Sauter won a race at Chicagoland in what’s now the NASCAR Nationwide Series, in 2002. In Truck races he won his first series race at Las Vegas in 2009, at Martinsville in 2011 and earlier this season, he swept both Texas races in 2012 and he won at Homestead in 2011 — when he led the most laps but lost the championship by six points when the race was prematurely called due to rain.
But Sauter’s first step is Friday night at Chicagoland.
“Chicagoland’s a tough place to get ahold of, but I did win my first race in the Busch Series there, and I liked the track from the first time I got on it,” Sauter said. “Things have been touch-and-go for us with the trucks at Chicago — like last season (lap-down 22nd-place finish) — but we’ve been quick there in the past and I love the way our stuff usually performs on the intermediate speedways.”
Sauter and crew chief Dennis Connor are being true to Sauter’s word that the truck that they used at Iowa Speedway last weekend — which had to start at the back due to a post-qualifying adjustment but which raced back to fourth at the finish — would become their workhorse.
The black-and-blue Tundra, carrying the color scheme of Carolina Nut’s sea salt & pepper roasted peanuts, was out of the body shop Tuesday after some minor repairs and was quickly being made ready to hit the road.
Sauter’s used it twice in the last month to go from the back of the field to fourth at the checkers, with a chance to win at both Bristol and Iowa last weekend.
“Chicagoland really makes you work to find the fast way around, but depending on the temperature it has a way of developing multiple grooves,” Sauter said. “Then, your job as a driver is to work out with your crew chief and the guys the best setup to make the truck work like it needs to on the long run.
“That’s what we had at Iowa — even though the truck just wasn’t very quick in qualifying. But I’ve said it before — I’ll take a truck that’s consistently quick over one that will give you a fast lap and then fall off by a country mile once you get into the race.”
Sauter’s got some additional incentive to do well at Chicagoland, as his wife, Cortney and their young son, Penn, will attend the race and hope to reprise their visit to Victory Lane that came in the second race of the season, at Martinsville. Several other members of Sauter’s family, including his sisters and older brother and fellow second-generation racer Jim Sauter Jr., will be in Joliet for Friday night’s race.
With his fourth-place finish at Iowa, Sauter moved into eighth in the championship and, while he remains 104 points behind ThorSport Racing teammate and points leader Matt Crafton, Sauter has pulled to within 30 points of fifth, which is his first goal in getting back into championship contention.
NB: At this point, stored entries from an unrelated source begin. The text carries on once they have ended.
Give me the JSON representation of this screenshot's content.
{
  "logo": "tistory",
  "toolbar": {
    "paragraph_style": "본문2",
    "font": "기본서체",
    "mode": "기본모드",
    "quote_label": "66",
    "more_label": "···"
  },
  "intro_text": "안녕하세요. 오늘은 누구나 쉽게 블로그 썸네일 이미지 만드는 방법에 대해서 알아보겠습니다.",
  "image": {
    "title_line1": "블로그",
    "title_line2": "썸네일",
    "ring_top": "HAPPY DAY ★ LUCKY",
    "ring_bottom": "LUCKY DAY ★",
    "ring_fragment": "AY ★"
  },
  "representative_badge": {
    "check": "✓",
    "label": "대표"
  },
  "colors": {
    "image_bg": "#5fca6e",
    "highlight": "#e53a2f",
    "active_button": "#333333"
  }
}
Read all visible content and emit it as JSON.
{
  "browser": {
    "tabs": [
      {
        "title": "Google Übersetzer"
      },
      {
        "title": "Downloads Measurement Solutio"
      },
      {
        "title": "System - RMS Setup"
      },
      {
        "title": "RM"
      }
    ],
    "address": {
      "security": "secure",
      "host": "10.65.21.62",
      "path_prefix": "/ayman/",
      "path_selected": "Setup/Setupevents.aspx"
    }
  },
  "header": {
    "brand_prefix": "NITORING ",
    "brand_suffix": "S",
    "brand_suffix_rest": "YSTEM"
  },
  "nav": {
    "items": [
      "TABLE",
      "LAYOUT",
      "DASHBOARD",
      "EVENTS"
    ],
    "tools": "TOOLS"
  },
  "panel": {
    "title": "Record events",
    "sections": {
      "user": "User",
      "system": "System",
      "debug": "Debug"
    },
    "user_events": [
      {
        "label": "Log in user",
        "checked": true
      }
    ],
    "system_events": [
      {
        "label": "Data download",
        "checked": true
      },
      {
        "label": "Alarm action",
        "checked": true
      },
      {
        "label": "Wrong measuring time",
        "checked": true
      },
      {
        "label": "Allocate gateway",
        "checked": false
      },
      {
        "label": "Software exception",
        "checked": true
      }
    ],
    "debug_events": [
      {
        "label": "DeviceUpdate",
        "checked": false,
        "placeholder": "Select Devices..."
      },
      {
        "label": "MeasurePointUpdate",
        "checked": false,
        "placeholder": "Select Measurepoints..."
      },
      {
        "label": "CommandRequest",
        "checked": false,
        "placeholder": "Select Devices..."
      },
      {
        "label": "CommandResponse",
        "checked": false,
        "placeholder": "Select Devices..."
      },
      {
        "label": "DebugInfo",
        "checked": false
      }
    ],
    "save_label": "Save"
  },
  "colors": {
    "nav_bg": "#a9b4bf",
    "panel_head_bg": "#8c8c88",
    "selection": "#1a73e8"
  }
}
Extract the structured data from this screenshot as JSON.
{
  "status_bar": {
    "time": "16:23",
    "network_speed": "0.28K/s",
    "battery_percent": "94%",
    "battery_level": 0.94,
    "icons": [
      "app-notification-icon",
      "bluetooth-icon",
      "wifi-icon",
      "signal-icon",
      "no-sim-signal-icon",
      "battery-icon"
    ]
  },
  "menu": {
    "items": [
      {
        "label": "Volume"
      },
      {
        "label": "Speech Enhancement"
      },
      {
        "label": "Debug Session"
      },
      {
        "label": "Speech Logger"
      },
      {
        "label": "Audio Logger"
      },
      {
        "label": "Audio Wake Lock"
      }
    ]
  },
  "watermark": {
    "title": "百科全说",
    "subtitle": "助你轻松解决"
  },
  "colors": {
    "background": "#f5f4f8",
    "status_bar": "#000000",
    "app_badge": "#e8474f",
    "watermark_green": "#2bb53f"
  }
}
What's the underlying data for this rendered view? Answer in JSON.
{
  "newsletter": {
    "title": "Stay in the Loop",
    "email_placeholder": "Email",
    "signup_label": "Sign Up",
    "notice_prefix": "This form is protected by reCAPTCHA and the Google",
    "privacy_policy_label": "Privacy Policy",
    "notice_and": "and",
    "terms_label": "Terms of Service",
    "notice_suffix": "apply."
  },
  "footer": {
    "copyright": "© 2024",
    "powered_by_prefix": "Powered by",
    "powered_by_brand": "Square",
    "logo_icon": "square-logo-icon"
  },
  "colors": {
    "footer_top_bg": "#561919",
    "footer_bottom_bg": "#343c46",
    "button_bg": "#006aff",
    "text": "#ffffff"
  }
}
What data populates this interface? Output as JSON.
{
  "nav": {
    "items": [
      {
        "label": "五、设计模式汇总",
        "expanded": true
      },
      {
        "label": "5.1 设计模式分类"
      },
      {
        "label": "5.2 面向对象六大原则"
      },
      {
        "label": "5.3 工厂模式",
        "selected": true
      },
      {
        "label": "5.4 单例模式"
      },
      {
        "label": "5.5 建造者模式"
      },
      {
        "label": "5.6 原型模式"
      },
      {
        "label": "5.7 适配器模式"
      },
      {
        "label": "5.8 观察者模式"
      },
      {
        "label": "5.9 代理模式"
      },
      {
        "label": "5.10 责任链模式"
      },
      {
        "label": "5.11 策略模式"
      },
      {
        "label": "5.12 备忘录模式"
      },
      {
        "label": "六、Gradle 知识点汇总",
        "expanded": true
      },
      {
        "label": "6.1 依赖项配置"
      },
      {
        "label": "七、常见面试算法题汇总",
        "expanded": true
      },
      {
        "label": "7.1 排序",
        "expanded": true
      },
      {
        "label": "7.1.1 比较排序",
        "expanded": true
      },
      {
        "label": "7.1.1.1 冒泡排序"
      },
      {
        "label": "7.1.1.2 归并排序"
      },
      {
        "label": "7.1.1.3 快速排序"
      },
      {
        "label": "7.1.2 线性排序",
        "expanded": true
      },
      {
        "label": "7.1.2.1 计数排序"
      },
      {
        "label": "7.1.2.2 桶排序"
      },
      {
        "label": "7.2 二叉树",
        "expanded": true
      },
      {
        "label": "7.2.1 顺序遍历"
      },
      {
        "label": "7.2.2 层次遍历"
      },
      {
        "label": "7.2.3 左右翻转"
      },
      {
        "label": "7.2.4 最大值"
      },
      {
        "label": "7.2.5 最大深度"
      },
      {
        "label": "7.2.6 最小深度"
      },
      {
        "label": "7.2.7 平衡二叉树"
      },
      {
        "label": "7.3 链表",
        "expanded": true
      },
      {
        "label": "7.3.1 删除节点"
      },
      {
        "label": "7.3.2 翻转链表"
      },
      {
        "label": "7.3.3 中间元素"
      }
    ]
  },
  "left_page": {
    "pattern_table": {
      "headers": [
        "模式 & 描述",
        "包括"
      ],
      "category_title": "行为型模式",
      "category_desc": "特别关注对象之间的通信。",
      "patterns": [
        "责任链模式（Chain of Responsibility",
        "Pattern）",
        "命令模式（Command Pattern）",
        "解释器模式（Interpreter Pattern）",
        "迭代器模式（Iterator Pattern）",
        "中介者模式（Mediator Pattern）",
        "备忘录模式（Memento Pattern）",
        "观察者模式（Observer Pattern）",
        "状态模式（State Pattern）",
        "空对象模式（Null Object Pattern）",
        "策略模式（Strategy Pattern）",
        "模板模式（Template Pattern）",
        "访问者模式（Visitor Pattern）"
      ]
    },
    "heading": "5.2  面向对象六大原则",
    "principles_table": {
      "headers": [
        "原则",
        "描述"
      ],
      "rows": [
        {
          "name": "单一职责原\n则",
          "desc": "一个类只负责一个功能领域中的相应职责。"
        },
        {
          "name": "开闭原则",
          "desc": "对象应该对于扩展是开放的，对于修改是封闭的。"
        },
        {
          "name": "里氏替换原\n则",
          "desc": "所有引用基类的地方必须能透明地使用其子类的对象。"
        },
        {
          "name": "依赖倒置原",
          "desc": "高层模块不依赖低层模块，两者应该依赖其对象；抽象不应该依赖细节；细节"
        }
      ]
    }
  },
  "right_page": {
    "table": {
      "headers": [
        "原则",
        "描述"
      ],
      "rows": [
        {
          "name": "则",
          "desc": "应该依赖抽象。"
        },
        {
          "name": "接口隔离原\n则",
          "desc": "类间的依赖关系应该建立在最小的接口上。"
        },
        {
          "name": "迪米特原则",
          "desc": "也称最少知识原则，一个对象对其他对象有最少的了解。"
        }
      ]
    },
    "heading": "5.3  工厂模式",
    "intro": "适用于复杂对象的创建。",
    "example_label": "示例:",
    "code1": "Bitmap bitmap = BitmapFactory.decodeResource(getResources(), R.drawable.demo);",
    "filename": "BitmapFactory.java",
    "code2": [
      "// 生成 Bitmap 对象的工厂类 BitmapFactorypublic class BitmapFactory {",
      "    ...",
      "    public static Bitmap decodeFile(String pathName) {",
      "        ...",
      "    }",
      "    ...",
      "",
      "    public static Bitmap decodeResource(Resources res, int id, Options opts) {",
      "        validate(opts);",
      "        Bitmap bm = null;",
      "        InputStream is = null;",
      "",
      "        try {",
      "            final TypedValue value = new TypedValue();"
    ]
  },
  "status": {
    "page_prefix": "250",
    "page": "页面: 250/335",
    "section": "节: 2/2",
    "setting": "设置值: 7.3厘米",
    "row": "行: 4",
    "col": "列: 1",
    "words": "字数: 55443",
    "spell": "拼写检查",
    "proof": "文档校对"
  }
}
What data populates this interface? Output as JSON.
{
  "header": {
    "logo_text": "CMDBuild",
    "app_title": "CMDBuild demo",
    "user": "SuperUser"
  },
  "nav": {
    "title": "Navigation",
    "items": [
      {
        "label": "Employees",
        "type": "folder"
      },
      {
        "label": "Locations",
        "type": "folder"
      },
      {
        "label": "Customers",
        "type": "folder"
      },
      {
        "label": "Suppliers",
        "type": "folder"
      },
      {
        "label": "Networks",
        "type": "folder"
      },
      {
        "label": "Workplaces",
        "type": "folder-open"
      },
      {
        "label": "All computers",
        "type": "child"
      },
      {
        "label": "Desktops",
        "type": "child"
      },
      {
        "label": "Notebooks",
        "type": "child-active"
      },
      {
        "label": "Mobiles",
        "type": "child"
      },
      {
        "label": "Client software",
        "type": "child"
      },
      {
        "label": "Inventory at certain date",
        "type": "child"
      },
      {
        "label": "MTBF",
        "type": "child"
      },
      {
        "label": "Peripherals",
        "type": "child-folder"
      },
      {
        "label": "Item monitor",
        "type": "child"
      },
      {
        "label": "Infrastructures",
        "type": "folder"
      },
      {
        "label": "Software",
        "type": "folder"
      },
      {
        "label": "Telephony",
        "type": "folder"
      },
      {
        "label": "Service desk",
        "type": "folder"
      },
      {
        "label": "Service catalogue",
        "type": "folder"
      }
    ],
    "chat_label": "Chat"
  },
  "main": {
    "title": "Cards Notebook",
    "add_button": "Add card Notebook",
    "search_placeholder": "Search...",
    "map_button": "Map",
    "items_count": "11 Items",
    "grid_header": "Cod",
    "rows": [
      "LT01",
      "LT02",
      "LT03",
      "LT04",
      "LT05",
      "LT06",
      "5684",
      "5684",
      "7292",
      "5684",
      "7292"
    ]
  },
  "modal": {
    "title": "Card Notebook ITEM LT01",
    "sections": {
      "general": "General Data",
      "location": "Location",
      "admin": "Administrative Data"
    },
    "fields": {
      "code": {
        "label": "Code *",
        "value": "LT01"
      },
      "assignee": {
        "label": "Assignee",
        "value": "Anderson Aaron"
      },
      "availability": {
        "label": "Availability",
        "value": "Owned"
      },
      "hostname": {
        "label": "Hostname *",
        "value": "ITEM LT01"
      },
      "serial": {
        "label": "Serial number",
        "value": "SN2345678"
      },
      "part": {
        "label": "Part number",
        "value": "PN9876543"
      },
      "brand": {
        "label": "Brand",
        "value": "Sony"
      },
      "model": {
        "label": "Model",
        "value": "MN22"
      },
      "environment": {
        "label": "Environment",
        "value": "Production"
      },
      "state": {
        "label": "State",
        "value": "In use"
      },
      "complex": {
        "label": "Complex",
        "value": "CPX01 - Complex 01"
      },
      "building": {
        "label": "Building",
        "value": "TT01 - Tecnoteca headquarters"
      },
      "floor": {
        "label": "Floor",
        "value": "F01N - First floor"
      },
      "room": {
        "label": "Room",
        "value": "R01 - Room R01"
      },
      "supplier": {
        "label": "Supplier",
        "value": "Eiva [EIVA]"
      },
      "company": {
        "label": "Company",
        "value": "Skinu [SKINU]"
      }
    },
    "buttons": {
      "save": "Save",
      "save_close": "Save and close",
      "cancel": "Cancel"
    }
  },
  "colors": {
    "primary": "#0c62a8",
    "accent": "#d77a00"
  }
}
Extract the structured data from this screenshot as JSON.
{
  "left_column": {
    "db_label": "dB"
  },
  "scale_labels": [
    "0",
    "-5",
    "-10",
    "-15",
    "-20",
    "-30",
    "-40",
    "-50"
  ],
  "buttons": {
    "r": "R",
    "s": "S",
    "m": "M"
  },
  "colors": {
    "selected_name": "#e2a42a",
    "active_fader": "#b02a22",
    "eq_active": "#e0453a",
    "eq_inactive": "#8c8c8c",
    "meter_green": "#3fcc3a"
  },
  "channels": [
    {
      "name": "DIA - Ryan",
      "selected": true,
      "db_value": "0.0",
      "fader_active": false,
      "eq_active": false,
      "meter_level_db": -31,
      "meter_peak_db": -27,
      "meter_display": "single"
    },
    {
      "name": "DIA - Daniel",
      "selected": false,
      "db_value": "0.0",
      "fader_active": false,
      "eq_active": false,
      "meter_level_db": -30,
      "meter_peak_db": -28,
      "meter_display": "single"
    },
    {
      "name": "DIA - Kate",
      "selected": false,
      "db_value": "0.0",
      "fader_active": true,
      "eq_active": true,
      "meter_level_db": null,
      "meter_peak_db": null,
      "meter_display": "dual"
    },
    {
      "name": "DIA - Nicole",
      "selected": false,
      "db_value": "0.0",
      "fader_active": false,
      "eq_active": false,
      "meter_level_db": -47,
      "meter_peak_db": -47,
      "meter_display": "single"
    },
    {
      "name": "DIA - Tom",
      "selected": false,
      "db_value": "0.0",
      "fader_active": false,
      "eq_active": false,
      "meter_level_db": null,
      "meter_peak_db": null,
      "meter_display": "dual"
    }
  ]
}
Despite downplaying his Chicagoland performance, Sauter does have the third-best average finish, 9.3, of the Truck Series drivers that have competed in all four races held there that are entered for this week’s race. Sauter also has an 11th-place average start at Chicagoland.
The veteran Ron Hornaday has the best average finish among drivers with four Chicagoland Truck starts, 7.8, while Crafton’s average finish is eighth.
Sauter will make the 124th Truck Series start of his career, in which he has a better than 50-percent level of top-10 finishes, with 64; when he takes the green flag Friday evening in the opening event of a NASCAR tripleheader with the Nationwide and Sprint Cup series that Sunday opens the 10th annual Chase for the NASCAR Sprint Cup.